End of Statelessness for the Shona In Kenya: The Journey towards Citizenship
Published: 12/Jan/2021
Source: Kenya Human Rights Commission
By Bernard Mugendi
The Shona community lived in the shadows and were previously not willing to engage with activists due to the fear generated by numerous arrests and harassment they’d been systematically subjected to, especially during the Moi era. Resultantly, when KHRC approached them in 2015 after being referred by a journalist, at first, they repulsed us.
However, in 2017 after our fruitful advocacy for recognition of the Makonde, they reached out for our support to help them organize and seek for Kenyan citizenship that had been long elusive. Interestingly part of the confidence-building came in the form of referral by key government officials who asked them to reach out to KHRC.
KHRC met a Shona community that was very scared, distrusting, and disparaged. In 2018, KHRC began consistent engagement with the Shona, to get to understand them. We researched their origin and their journey to Kenya which is captured in a report titled Missionaries in identity Limbo. The Shona came in as missionaries between 1959-1962. The group of original entrants into Kenya was a total of fifty adults who have since grown into a community of over two thousand five hundred people.
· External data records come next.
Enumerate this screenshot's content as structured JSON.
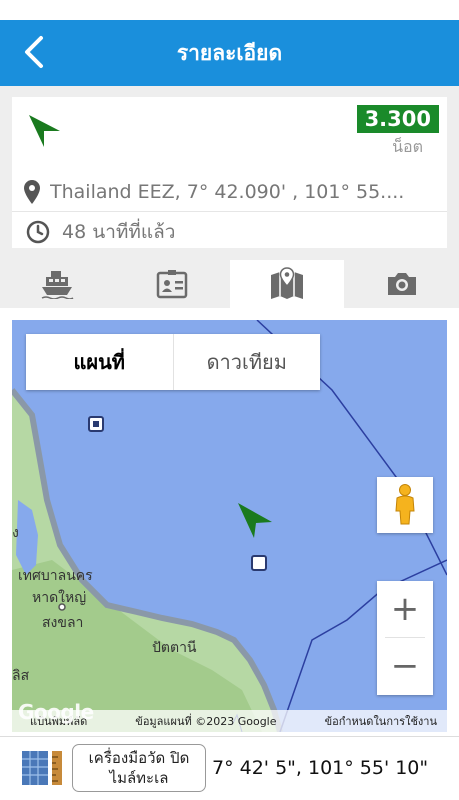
{
  "header": {
    "title": "รายละเอียด"
  },
  "vessel": {
    "speed": "3.300",
    "speed_unit": "น็อต",
    "location": "Thailand EEZ, 7° 42.090' , 101° 55....",
    "last_seen": "48 นาทีที่แล้ว",
    "arrow_color": "#1a7a1f",
    "speed_badge_color": "#1a8a2a"
  },
  "tabs": [
    {
      "icon": "ship-icon",
      "active": false
    },
    {
      "icon": "id-card-icon",
      "active": false
    },
    {
      "icon": "map-icon",
      "active": true
    },
    {
      "icon": "camera-icon",
      "active": false
    }
  ],
  "map": {
    "type_map": "แผนที่",
    "type_satellite": "ดาวเทียม",
    "zoom_in": "+",
    "zoom_out": "−",
    "place_labels": [
      "เทศบาลนคร",
      "หาดใหญ่",
      "สงขลา",
      "ปัตตานี",
      "ลิส",
      "ง"
    ],
    "logo": "Google",
    "footer_shortcuts": "แป้นพิมพ์ลัด",
    "footer_data": "ข้อมูลแผนที่ ©2023 Google",
    "footer_terms": "ข้อกำหนดในการใช้งาน"
  },
  "bottom": {
    "measure_label": "เครื่องมือวัด ปิด",
    "measure_unit": "ไมล์ทะเล",
    "coords": "7° 42' 5\", 101° 55' 10\""
  }
}
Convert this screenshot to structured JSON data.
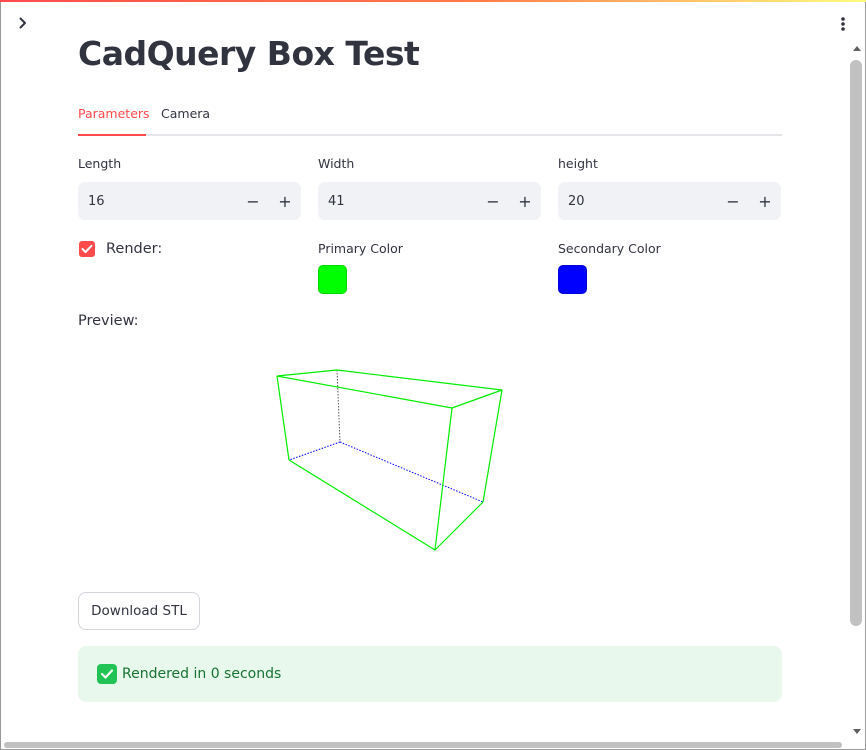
{
  "app": {
    "title": "CadQuery Box Test"
  },
  "tabs": [
    {
      "label": "Parameters",
      "active": true
    },
    {
      "label": "Camera",
      "active": false
    }
  ],
  "params": {
    "length": {
      "label": "Length",
      "value": "16"
    },
    "width": {
      "label": "Width",
      "value": "41"
    },
    "height": {
      "label": "height",
      "value": "20"
    },
    "minus_glyph": "−",
    "plus_glyph": "+"
  },
  "render": {
    "label": "Render:",
    "checked": true
  },
  "colors": {
    "primary": {
      "label": "Primary Color",
      "value": "#00ff00"
    },
    "secondary": {
      "label": "Secondary Color",
      "value": "#0000ff"
    }
  },
  "preview": {
    "label": "Preview:"
  },
  "download": {
    "label": "Download STL"
  },
  "status": {
    "text": "Rendered in 0 seconds"
  },
  "theme": {
    "accent": "#ff4b4b",
    "input_bg": "#f0f2f6",
    "success_bg": "#e8f8ec",
    "success_text": "#177233"
  },
  "icons": {
    "sidebar_toggle": "chevron-right-icon",
    "menu": "vertical-dots-icon",
    "checkbox": "checkmark-icon",
    "status": "checkmark-square-icon"
  }
}
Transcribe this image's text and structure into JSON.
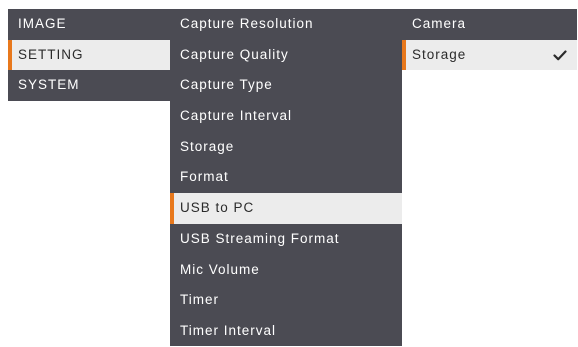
{
  "menu": {
    "col1": [
      "IMAGE",
      "SETTING",
      "SYSTEM"
    ],
    "col2": [
      "Capture Resolution",
      "Capture Quality",
      "Capture Type",
      "Capture Interval",
      "Storage",
      "Format",
      "USB to PC",
      "USB Streaming Format",
      "Mic Volume",
      "Timer",
      "Timer Interval"
    ],
    "col3": [
      "Camera",
      "Storage"
    ]
  },
  "selected": {
    "col1": "SETTING",
    "col2": "USB to PC",
    "col3": "Storage"
  },
  "icons": {
    "checked": "check-icon"
  },
  "colors": {
    "menu_bg": "#4b4b53",
    "selected_bg": "#ececec",
    "accent": "#e8781c",
    "text": "#ffffff",
    "selected_text": "#2b2b2b"
  }
}
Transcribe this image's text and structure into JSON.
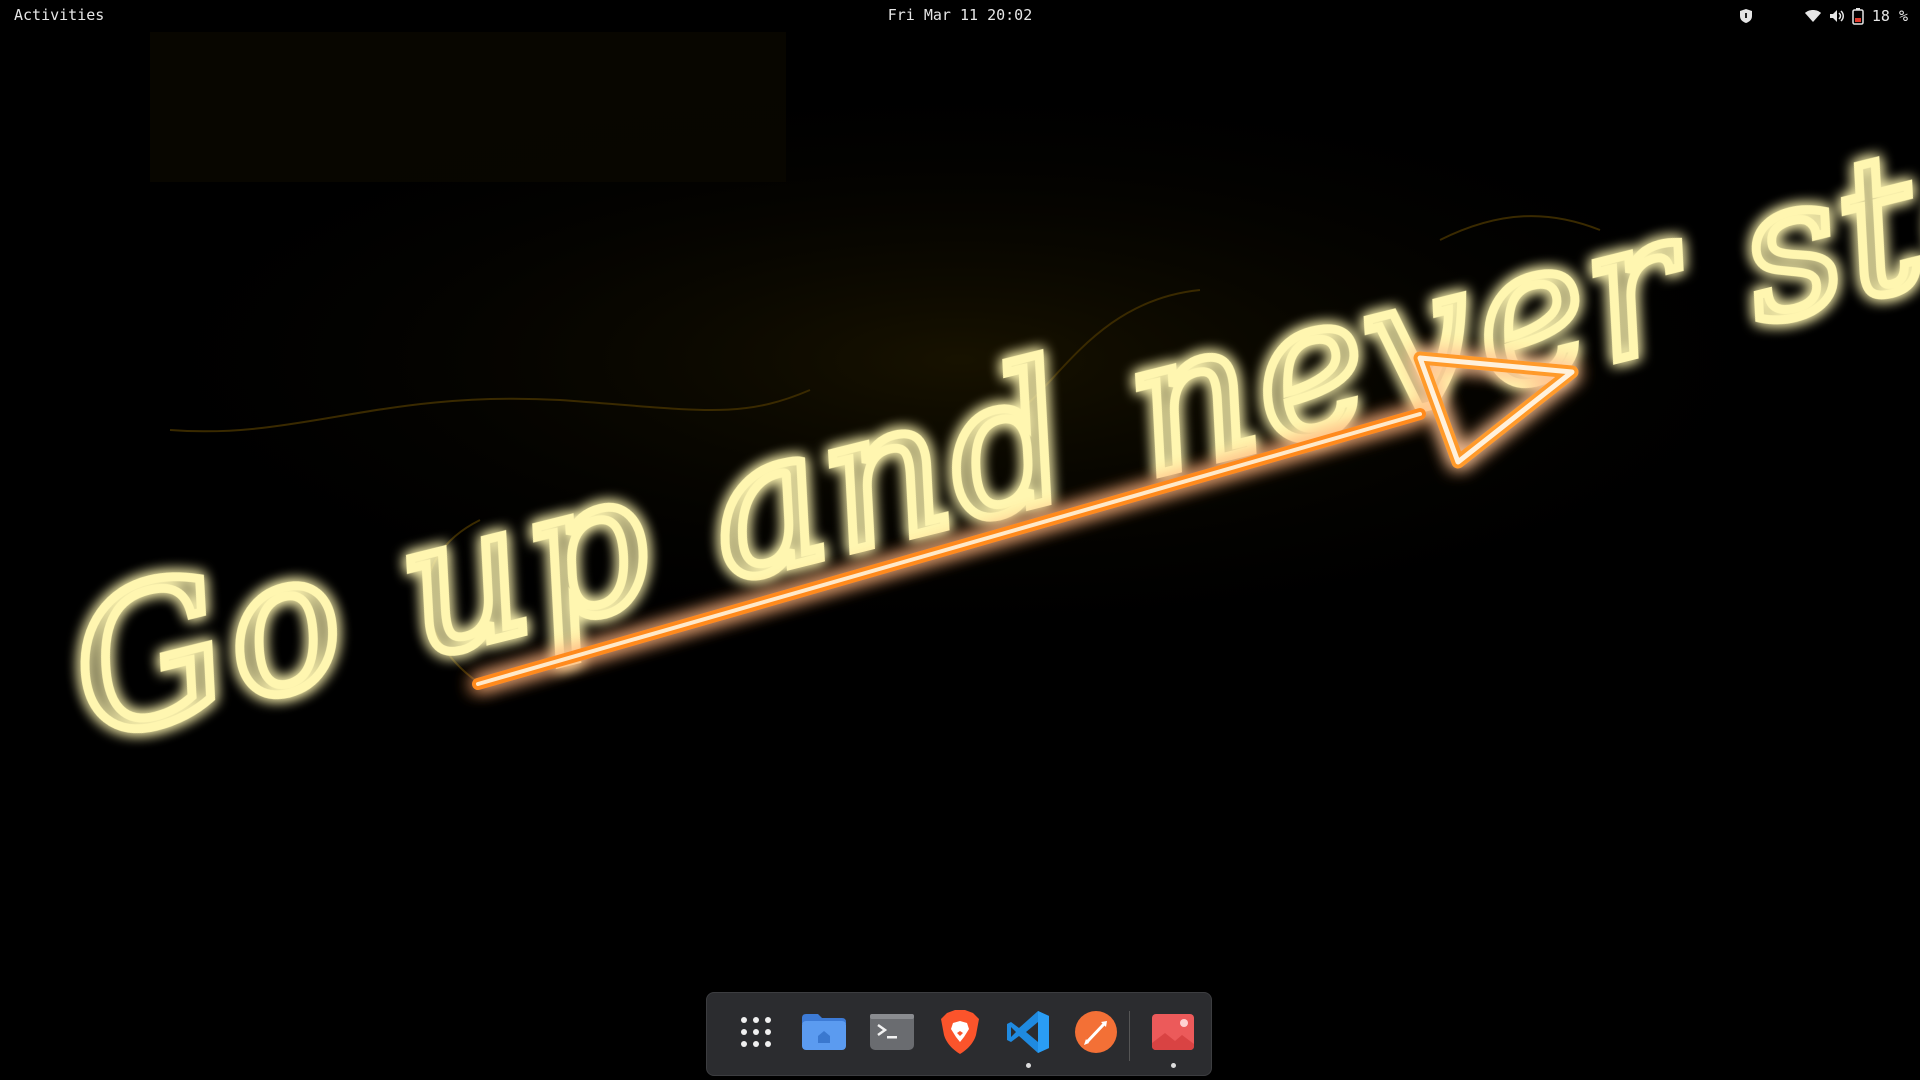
{
  "topbar": {
    "activities_label": "Activities",
    "clock": "Fri Mar 11 20:02",
    "tray": {
      "icons": [
        "shield-icon",
        "wifi-icon",
        "volume-icon",
        "battery-icon"
      ],
      "battery_percent": "18 %"
    }
  },
  "wallpaper": {
    "neon_text": "Go up and never stop",
    "colors": {
      "neon_yellow": "#fff6b0",
      "glow_yellow": "#ffcc00",
      "arrow_orange": "#ff7a1a",
      "background": "#000000"
    }
  },
  "dock": {
    "items": [
      {
        "name": "Show Applications",
        "icon": "app-grid-icon",
        "running": false
      },
      {
        "name": "Files",
        "icon": "files-folder-icon",
        "running": false
      },
      {
        "name": "Terminal",
        "icon": "terminal-icon",
        "running": false
      },
      {
        "name": "Brave",
        "icon": "brave-lion-icon",
        "running": false
      },
      {
        "name": "Visual Studio Code",
        "icon": "vscode-icon",
        "running": true
      },
      {
        "name": "Postman",
        "icon": "postman-icon",
        "running": false
      },
      {
        "name": "Image Viewer",
        "icon": "image-viewer-icon",
        "running": true
      }
    ]
  }
}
We began organizing them, and we worked on achieving little gains for them on the go. We enhanced media coverage of the Shona so that their plight could be widely known. We supported them to set up social media accounts to tell their stories. We also gave them space in a government meeting to speak about their issues. Their narration always moved duty bearers to tears. They lived a life of pain, shame, and torture.